The Court declines to direct that the statements be produced with the names of the employee redacted inasmuch as the defendant has not demonstrated that the identity of the employee could not be ascertained from the content of the statement and because the defendants can undertake their own discovery to obtain information relating to the nature of the activities of the employees during the time periods in question. In the instant case, the complaint lists 116 SCS employees who may have been affected by the purported payroll practice. SCS is free to review the time records of these employees to determine which employees had punched in prior to, or punched out after, a scheduled shift and were not compensated for that time. Further, SCS is free to interview or depose those employees regarding the nature of any activities performed by the employee during those time periods. The Court is not persuaded that SCS will find it necessary to depose all 116 of these employees. Aided by a review of time records, the defendants can adequately conduct their own investigation as to the intended defense.

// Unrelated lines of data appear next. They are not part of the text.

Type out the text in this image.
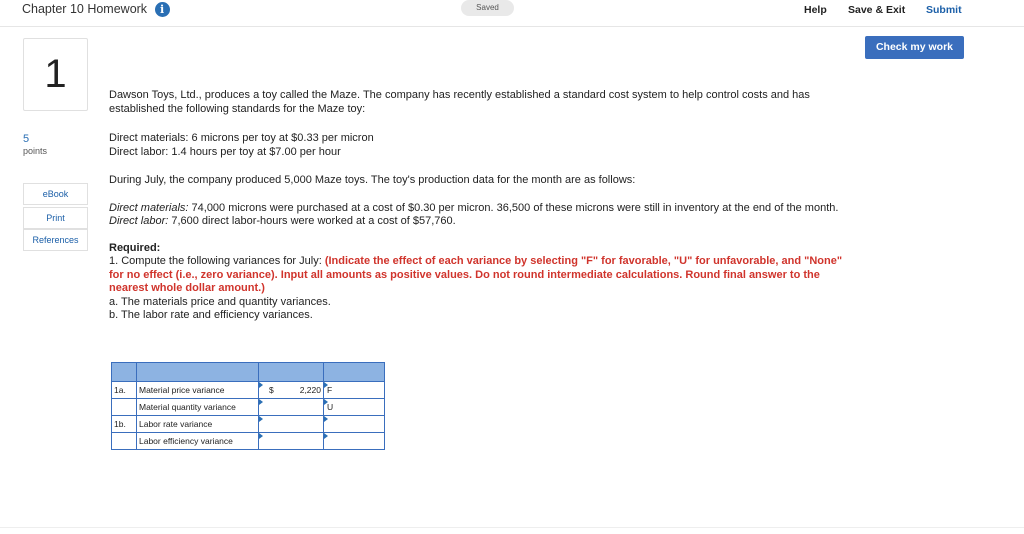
Chapter 10 Homework i	Saved	Help Save & Exit Submit
Check my work
1
5
points
eBook
Print
References

Dawson Toys, Ltd., produces a toy called the Maze. The company has recently established a standard cost system to help control costs and has established the following standards for the Maze toy:

Direct materials: 6 microns per toy at $0.33 per micron

Direct labor: 1.4 hours per toy at $7.00 per hour

During July, the company produced 5,000 Maze toys. The toy's production data for the month are as follows:

Direct materials: 74,000 microns were purchased at a cost of $0.30 per micron. 36,500 of these microns were still in inventory at the end of the month.

Direct labor: 7,600 direct labor-hours were worked at a cost of $57,760.

Required:

1. Compute the following variances for July: (Indicate the effect of each variance by selecting "F" for favorable, "U" for unfavorable, and "None" for no effect (i.e., zero variance). Input all amounts as positive values. Do not round intermediate calculations. Round final answer to the nearest whole dollar amount.)

a. The materials price and quantity variances.

b. The labor rate and efficiency variances.

1a.	Material price variance	$ 2,220	F
	Material quantity variance		U
1b.	Labor rate variance	

	Labor efficiency variance	
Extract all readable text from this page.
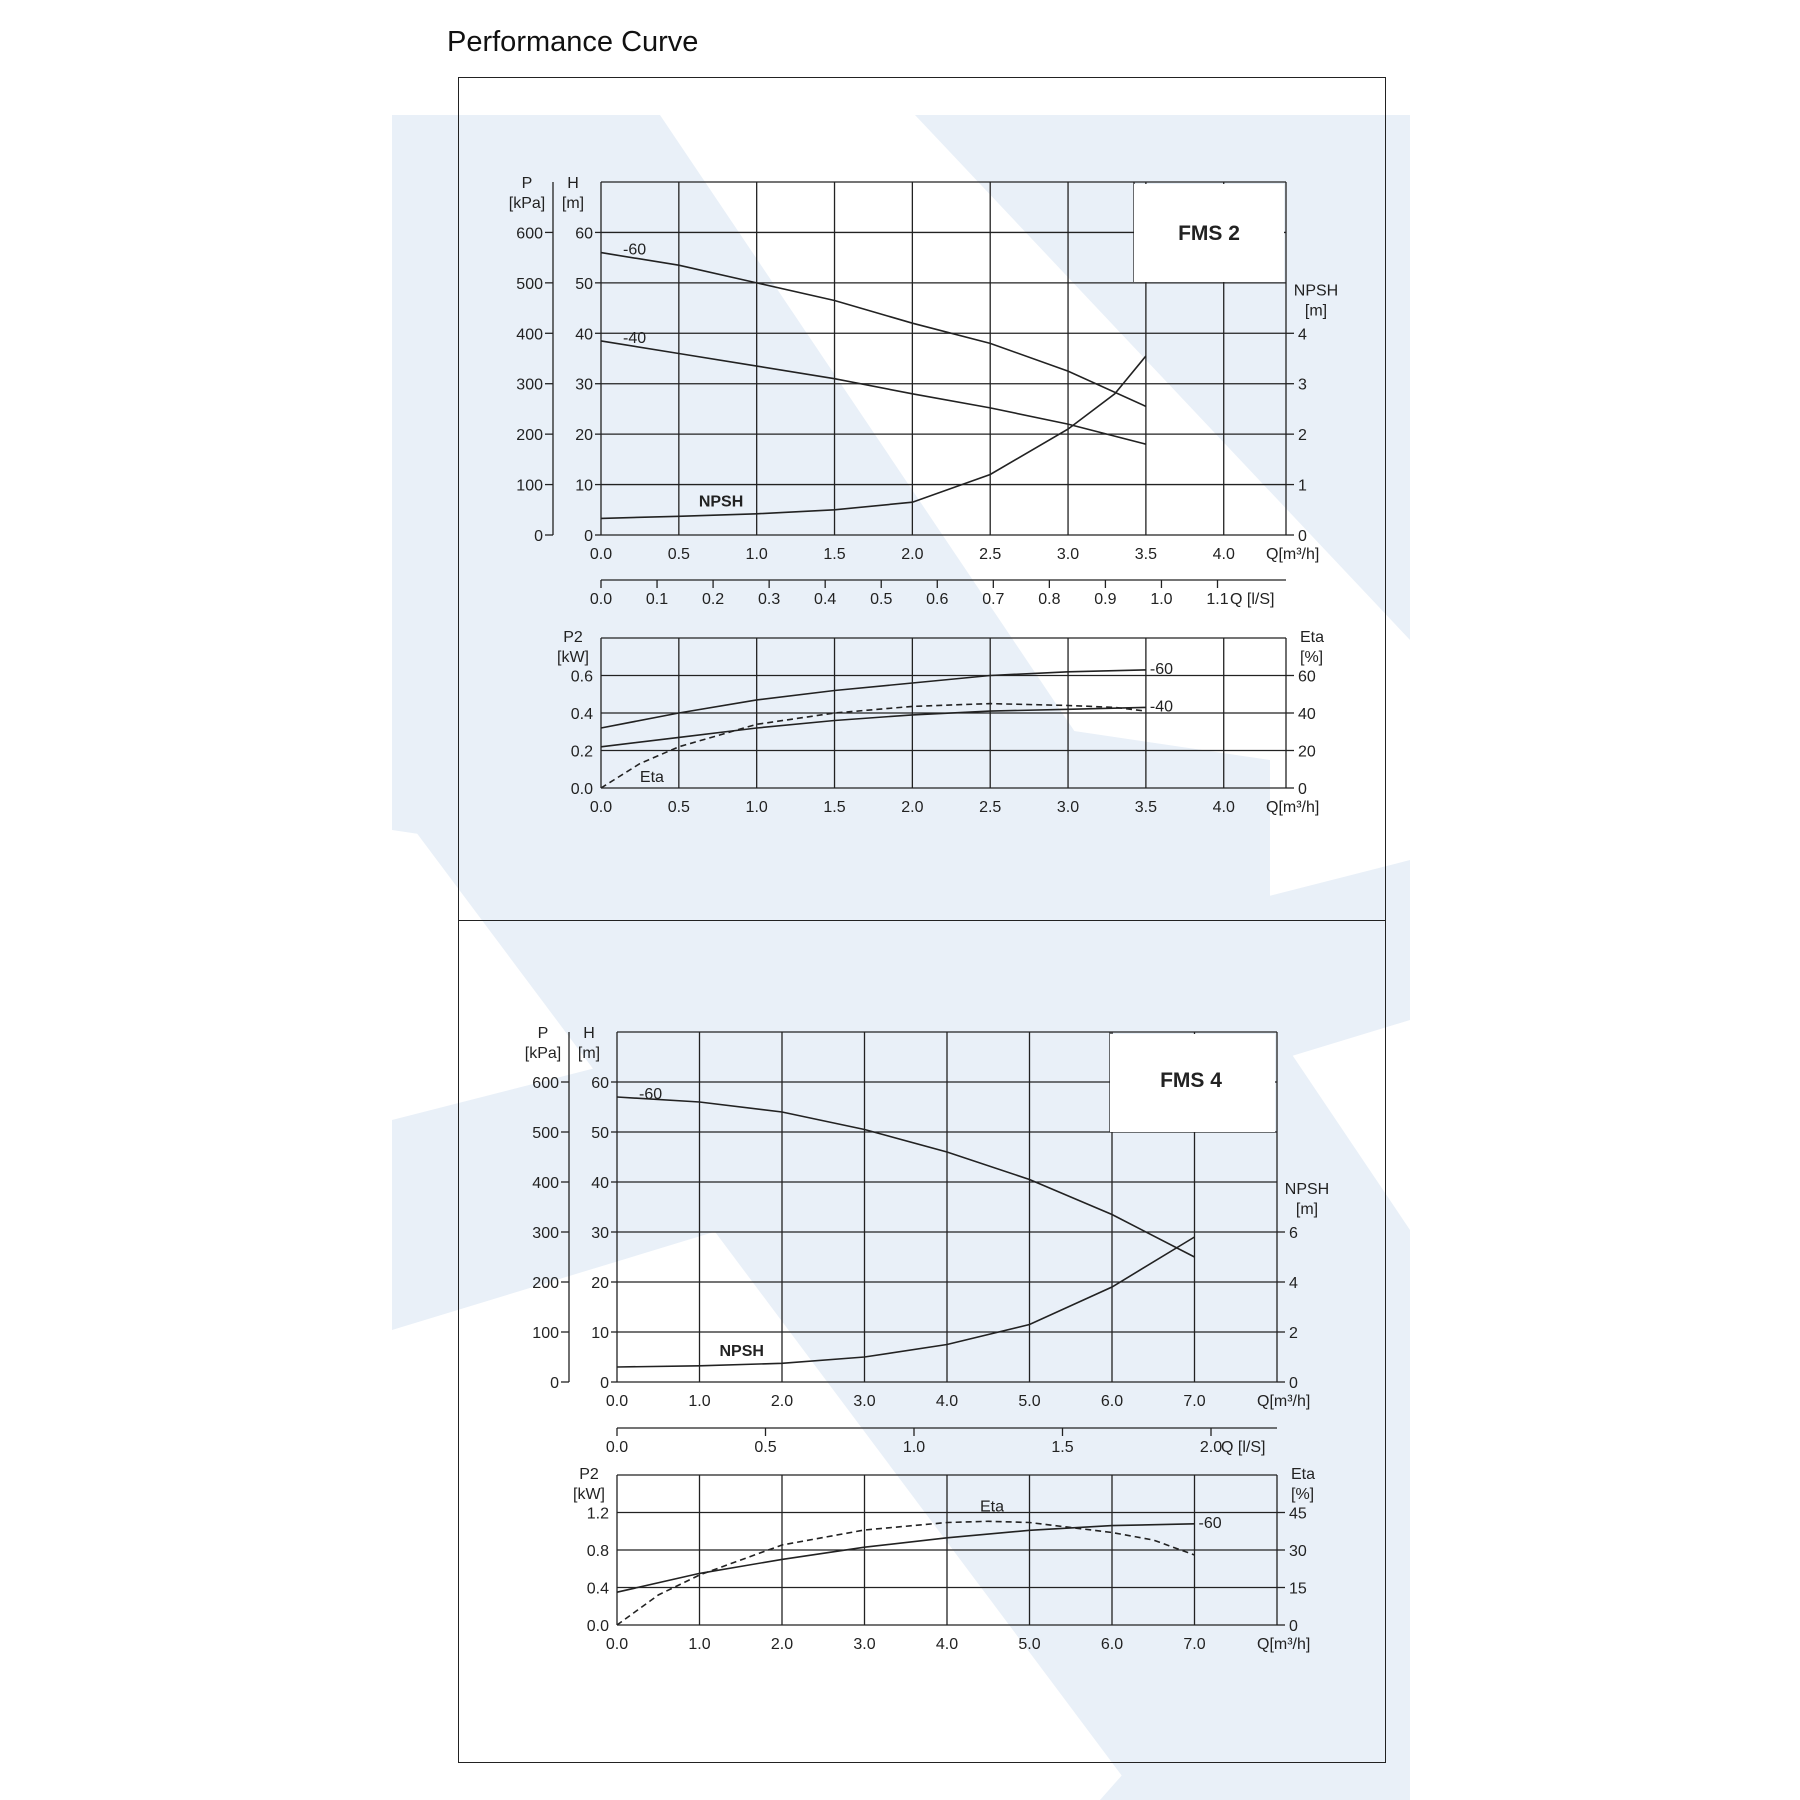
Performance Curve
FMS 2
0
10
20
30
40
50
60
H
[m]
0
100
200
300
400
500
600
P
[kPa]
0
1
2
3
4
NPSH
[m]
0.0	0.5	1.0	1.5	2.0	2.5	3.0	3.5	4.0 Q[m³/h]
-60
-40
NPSH
0.0 0.1 0.2 0.3 0.4 0.5 0.6 0.7 0.8 0.9 1.0 1.1 Q [l/S]
0.0
0.2
0.4
0.6
P2
[kW]
0
20
40
60
Eta
[%]
0.0	0.5	1.0	1.5	2.0	2.5	3.0	3.5	4.0 Q[m³/h]
-60
-40
Eta
FMS 4
0
10
20
30
40
50
60
H
[m]
0
100
200
300
400
500
600
P
[kPa]
0
2
4
6
NPSH
[m]
0.0	1.0	2.0	3.0	4.0	5.0	6.0	7.0	Q[m³/h]
-60
NPSH
0.0	0.5	1.0	1.5	2.0
Q [l/S]
0.0
0.4
0.8
1.2
P2
[kW]
0
15
30
45
Eta
[%]
0.0	1.0	2.0	3.0	4.0	5.0	6.0	7.0	Q[m³/h]
-60
Eta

Because the information sought is protected by the informant's privilege, the motion to compel disclosure of the identities and statements of SCS employees who were interviewed by the DOL is denied.*fn2
Amended Scheduling Order
Both parties have expressed a need for a modification of the dates in the scheduling order in this matter. In light of the above, the following dates shall apply with respect to the remaining pretrial proceedings in this matter:
1. The referral to mediation shall terminate on March 31, 2010. In the event that settlement is not reached, the case will progress toward trial, as scheduled below. The referral of this case to mediation will not delay or defer other dates contained in this Scheduling Order and has no effect on the progress of the case toward trial.
2. All discovery in this case shall conclude on November 30, 2009. All motions to compel shall be due at least 30 days prior to that discovery cutoff date.
3. The plaintiff shall identify experts and provide written reports in compliance with Rule 26(a)(2), as amended in 1993, no later than October 1, 2009; the defendant shall identify experts and provide written reports in compliance with Rule 26(a)(2), as amended in 1993, no later than November 16, 2009 See Rule 26 of the Local Rules for the Western District of New York as amended effective December 1, 1994. All expert discovery shall be completed on or before November 30, 2009. 4 . In the event settlement is not effectuated through mediation, dispositive motions, if any, shall be filed no later than February 26, 2010.
5. No extension of the above cutoff dates will be granted except upon written joint motion, filed prior to the cutoff date, showing good cause for the extension.
Counsel's attention is directed to Fed. R. Civ. P. Rule 16(f) calling for sanctions in the event of failure to comply with any direction of this Court.